I. What is DataFrame?

A DataFrame is a data type from pandas module. It represents spreadsheet-like data (rows and columns).

You can manually create a DataFrame or fill it with data from a CSV, an Excel spreadsheet, or a SQL query.

DataFrames can contain different data types: strings, ints, floats, tuples, etc.

Components of a DataFrame DataFrame objects consist of three components, stored as attributes:

  • .values: A two-dimensional NumPy array of values.
  • .columns: An index of columns contains the column names.
  • .index: An index for the rows contains either row numbers or row names.
df.columns
df.index

II. Creating a DataFrame

You can create DataFrame by passing in a dictionary or a list of lists to the pd.DataFrame() method, or by reading data from a CSV file pd.read_csv

1. List of dictionaries by row

Passing in a dictionary to pd.DataFrame()

list_of_dicts = [
  {"name": "Anna", "height_cm": 110, "weight_kg": 2, "date_of_birth": "2019-03-14"},
  {"name": "Jane", "height_cm": 121, "weight_kg": 2, "date_of_birth": "2019-05-09"}
]
new_babies = pd.DataFrame(dict_of_lists)

We can also create DataFrame this way:

import pandas as pd

df1 = pd.DataFrame({
  'Product ID': [1, 2, 3, 4],
  'Product Name': ['t-shirt', 't-shirt', 'skirt', 'skirt'],
  'Color': ['blue', 'green', 'red', 'black']
})

Note: the columns will appear in alphabetical order because dictionaries don’t have any inherent order for columns.

2. Dictionary of list - by column

When using this method, we need to go through the data column by column.

  • Key: column name
  • Value: lists of column values
dict_of_lists = {
  "name": ["Anna", "Jane"],
  "height_cm": [110, 121],
  "weight_kg": [2, 3],
  "date_of_birth": ["2019-03-14", "2019-05-09"]
}
new_babies = pd.DataFrame(dict_of_lists)

We can also pass in data this way:

import pandas as pd

df2 = pd.DataFrame([
  [1, 'San Diego', 100],
  [2, 'Los Angeles', 120],
  [3, 'San Francisco', 90],
  [4, 'Sacramento', 115]
],
  columns = [
    'Store ID', 'Location', 'Number of Employees'
  ])

print(df2)

III. Inspecting a DataFrame

1. head()

If it’s a small DataFrame, you can display it with print(df).

However, with a larger one, it’s better to display certain items without looking at the entire DataFrame.

.head() method selects the first 5 rows of a DataFrame:

df.head()
print(df.head())

If you want to see more rows, add the number.

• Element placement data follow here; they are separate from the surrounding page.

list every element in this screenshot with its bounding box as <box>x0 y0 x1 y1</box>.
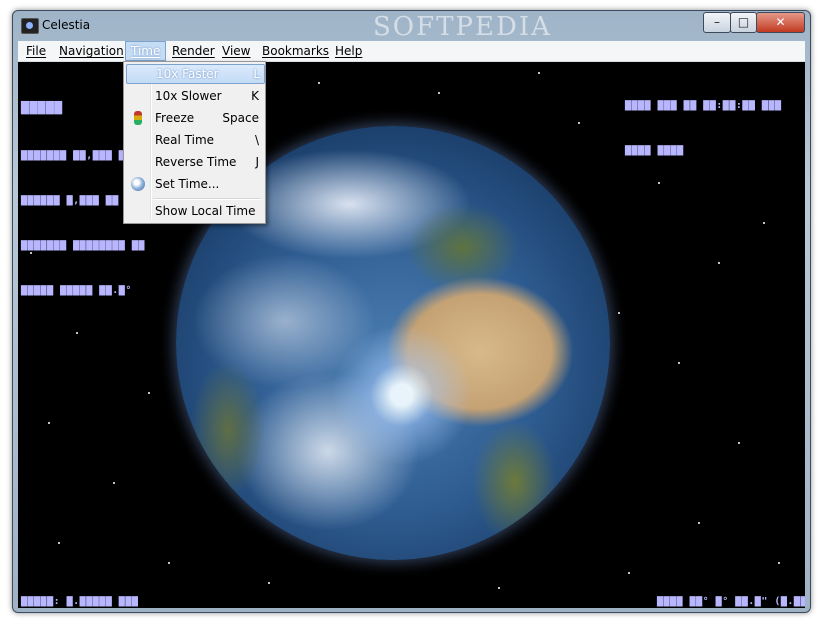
time-menu-dropdown: 10x Faster L 10x Slower K Freeze Space R… <box>123 61 266 224</box>
menu-item-10x-faster[interactable]: 10x Faster L <box>126 64 265 84</box>
menu-file[interactable]: File <box>21 42 51 60</box>
star <box>148 392 150 394</box>
menu-item-shortcut: Space <box>222 111 259 125</box>
hud-speed: ▇▇▇▇▇: ▇.▇▇▇▇▇ ▇▇▇ <box>21 596 139 607</box>
star <box>678 362 680 364</box>
star <box>628 572 630 574</box>
window-title: Celestia <box>42 18 91 32</box>
menu-item-real-time[interactable]: Real Time \ <box>126 130 263 150</box>
star <box>778 562 780 564</box>
star <box>76 332 78 334</box>
menu-item-shortcut: K <box>251 89 259 103</box>
star <box>738 442 740 444</box>
star <box>618 312 620 314</box>
star <box>48 422 50 424</box>
menu-item-10x-slower[interactable]: 10x Slower K <box>126 86 263 106</box>
star <box>58 542 60 544</box>
star <box>763 222 765 224</box>
star <box>318 82 320 84</box>
minimize-button[interactable]: – <box>703 12 731 33</box>
menu-bookmarks[interactable]: Bookmarks <box>257 42 334 60</box>
menu-separator <box>153 198 261 200</box>
menu-item-set-time[interactable]: Set Time... <box>126 174 263 194</box>
menu-item-shortcut: L <box>253 67 260 81</box>
hud-time-rate: ▇▇▇▇ ▇▇▇▇ <box>625 145 684 156</box>
celestia-app-icon[interactable] <box>21 18 39 34</box>
menu-time[interactable]: Time <box>125 41 167 61</box>
star <box>578 122 580 124</box>
menu-item-label: 10x Faster <box>156 67 219 81</box>
menu-help[interactable]: Help <box>330 42 367 60</box>
hud-date-time: ▇▇▇▇ ▇▇▇ ▇▇ ▇▇:▇▇:▇▇ ▇▇▇ <box>625 100 782 111</box>
star <box>113 482 115 484</box>
star <box>268 582 270 584</box>
menu-view[interactable]: View <box>217 42 255 60</box>
hud-time-info: ▇▇▇▇ ▇▇▇ ▇▇ ▇▇:▇▇:▇▇ ▇▇▇ ▇▇▇▇ ▇▇▇▇ <box>625 68 782 188</box>
close-button[interactable]: ✕ <box>756 12 805 33</box>
title-bar[interactable]: Celestia SOFTPEDIA – □ ✕ <box>13 11 810 42</box>
menu-item-label: Set Time... <box>155 177 220 191</box>
traffic-light-icon <box>134 111 142 125</box>
star <box>718 262 720 264</box>
hud-apparent-diameter: ▇▇▇▇▇▇▇ ▇▇▇▇▇▇▇▇ ▇▇ <box>21 240 145 251</box>
menu-item-freeze[interactable]: Freeze Space <box>126 108 263 128</box>
softpedia-watermark: SOFTPEDIA <box>373 12 552 42</box>
menu-item-shortcut: J <box>255 155 259 169</box>
hud-phase-angle: ▇▇▇▇▇ ▇▇▇▇▇ ▇▇.▇° <box>21 285 132 296</box>
star <box>538 72 540 74</box>
menu-item-label: Reverse Time <box>155 155 237 169</box>
clock-icon <box>131 177 145 191</box>
maximize-button[interactable]: □ <box>730 12 757 33</box>
menu-navigation[interactable]: Navigation <box>54 42 129 60</box>
star <box>168 562 170 564</box>
menu-item-label: Real Time <box>155 133 215 147</box>
menu-item-label: Freeze <box>155 111 195 125</box>
menu-bar: File Navigation Time Render View Bookmar… <box>18 41 805 62</box>
menu-item-label: Show Local Time <box>155 204 256 218</box>
star <box>698 522 700 524</box>
star <box>498 587 500 589</box>
star <box>438 92 440 94</box>
menu-item-show-local-time[interactable]: Show Local Time <box>126 201 263 221</box>
menu-item-reverse-time[interactable]: Reverse Time J <box>126 152 263 172</box>
menu-render[interactable]: Render <box>167 42 220 60</box>
menu-item-shortcut: \ <box>254 133 259 147</box>
hud-field-of-view: ▇▇▇▇ ▇▇° ▇° ▇▇.▇" (▇.▇▇▇) <box>657 596 805 607</box>
menu-item-label: 10x Slower <box>155 89 222 103</box>
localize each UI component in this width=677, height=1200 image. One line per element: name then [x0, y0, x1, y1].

For example, df.head(8) shows the first 8 rows.

2. describe()

describe() method display the summary statistics of the table, like mean and median.

df.describe()

3. info()

The method info() displays a summary of the table, such as the data type and number of missing values.

The result includes all columns and their data types.

df.info()

It’s useful for DataFrame with many columns that are difficult to display using .head()

4. columns

.columns display the column names of the table

5. value_counts()

.value_counts() displays the distinct values for a column

6. shape

.shape attribute contains a tuple that holds the number of rows followed by the number of columns.

df.shape
# Output: (4, 6)

7. Looking at types

To check the types of each column of a DataFrame, we can use:

print(df.dtypes)

IV. Merge DataFrames

1. Inner Merge

To merge 2 or more DataFrames with matching rows, we use .merge()

  1. We can use pd.merge(df1, df2)

For example, to merge orders with customers, you could use:

new_df = pd.merge(orders, customers)
  1. We can also use df1.merge(df2)
new_df = orders.merge(customers)

2. Outer Merge

Outer Join would include all rows from both tables, even if they don’t match.

pd.merge(df1, df2, how='outer')

For example, company A has customer’s name and email. Company B has customer’s name and phone number.

We merge 2 companies’ data with:

data = pd.merge(company_a, company_b, how='outer')
print(data)

Any missing values are filled in with None or nan (which stands for “Not a Number”).

nameemailphone
Hanna Jonehjone@gmail.comnan
John Smithjsmith@yahoo.com023-012
Jane Mayjmay@gmail.com453-103
Niles Arrnan467-305

3. Left and Right Merge

3.1. Left merge includes all rows from the first (left) table, but only rows from the second (right) table that match the first table.

pd.merge(df1, df2, how='left')

3.2. Right merge includes all rows from the second (right) table, but only rows from the first (left) table that match the second table.

pd.merge(df1, df2, how='right')

V. Concatenate DataFrames

To reconstruct a single DataFrame from multiple smaller DataFrames, we can use:

pd.concat([df1, df2, df2, ...])

This method only works if all DataFrames have the same numbers of columns.